Most people requiring advice will not have the relative wealth of the people the pensions industry are used to advising. This means advisors will need to have a clear understanding of the benefits system as well as the taxation system. There is a lot of interest in giving bodies like the Pensions Advisory Service and/or the Money Advice Service lead responsibility. This will be a big challenge for them.
The proposals talk about advice “at retirement” but that can be a complex journey. For example, a member may cease full time work at say 62 but not choose to draw down their pension benefit. Is the guidance required at that point or when the benefit is first accessed?
For many there are five possible stages between work and their death:
- The pre-retirement phase when workers are beginning to seriously think about retirement.
- A transition stage when many will cut their hours and rely on a mix of wages and savings/pension income.
- Active retirement when people are still relatively fit and healthy and need income to support activities, interests and hobbies.
- A less active stage when people’s health starts to restrict their options and probably mean they require less income.
- A final stage when people may require expensive care either at home or in a care home.

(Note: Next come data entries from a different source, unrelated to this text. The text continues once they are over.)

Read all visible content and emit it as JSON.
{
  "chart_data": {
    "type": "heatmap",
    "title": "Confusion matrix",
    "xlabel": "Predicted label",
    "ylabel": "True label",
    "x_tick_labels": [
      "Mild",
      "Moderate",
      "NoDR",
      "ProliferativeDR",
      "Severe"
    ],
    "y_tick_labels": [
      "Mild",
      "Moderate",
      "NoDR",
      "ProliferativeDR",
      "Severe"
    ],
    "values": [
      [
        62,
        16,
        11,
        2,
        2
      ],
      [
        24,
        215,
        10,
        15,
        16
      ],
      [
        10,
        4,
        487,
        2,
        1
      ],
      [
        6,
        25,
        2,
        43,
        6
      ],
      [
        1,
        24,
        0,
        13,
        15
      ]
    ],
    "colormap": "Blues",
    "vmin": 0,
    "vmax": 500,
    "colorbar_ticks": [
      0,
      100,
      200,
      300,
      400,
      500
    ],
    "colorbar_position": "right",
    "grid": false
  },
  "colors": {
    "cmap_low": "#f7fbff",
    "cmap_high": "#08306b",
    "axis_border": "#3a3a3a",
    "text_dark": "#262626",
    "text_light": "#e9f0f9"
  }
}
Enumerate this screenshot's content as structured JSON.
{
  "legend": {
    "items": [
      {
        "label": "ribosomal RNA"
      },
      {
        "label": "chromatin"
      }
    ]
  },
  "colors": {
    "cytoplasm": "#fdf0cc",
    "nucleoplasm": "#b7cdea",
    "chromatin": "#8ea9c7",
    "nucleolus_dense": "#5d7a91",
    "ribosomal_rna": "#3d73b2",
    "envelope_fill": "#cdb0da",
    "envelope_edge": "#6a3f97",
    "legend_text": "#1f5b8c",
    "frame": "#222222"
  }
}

Each of these requires different guidance and a single session in someone’s sixties will not provide what is needed.
I am not convinced that this system can be made to work. The problem comes back to the Chancellor’s decision to tear down an admittedly broken system without putting anything in its place. His talk of individual responsibility and financial services innovation are chillingly reminiscent of the 1980s world of “personal pensions” and mis-selling scandals.
A better approach – which can perhaps still be made to work – is for some hard thought to be given about default paths for turning pensions pots into retirement income – based around cash for small pots and for those with bigger savings, drawdown from a default investment strategy for the early years of retirement with longevity risk pooling kicking in when people reach an age when enough people die to make pooling worthwhile.
Guidance could then at least be structured around a process that asks the question “are there good reasons why you should not follow this default?”. That may be a question with a positive answer for many, but it is still a much more manageable process than an entirely open-ended process.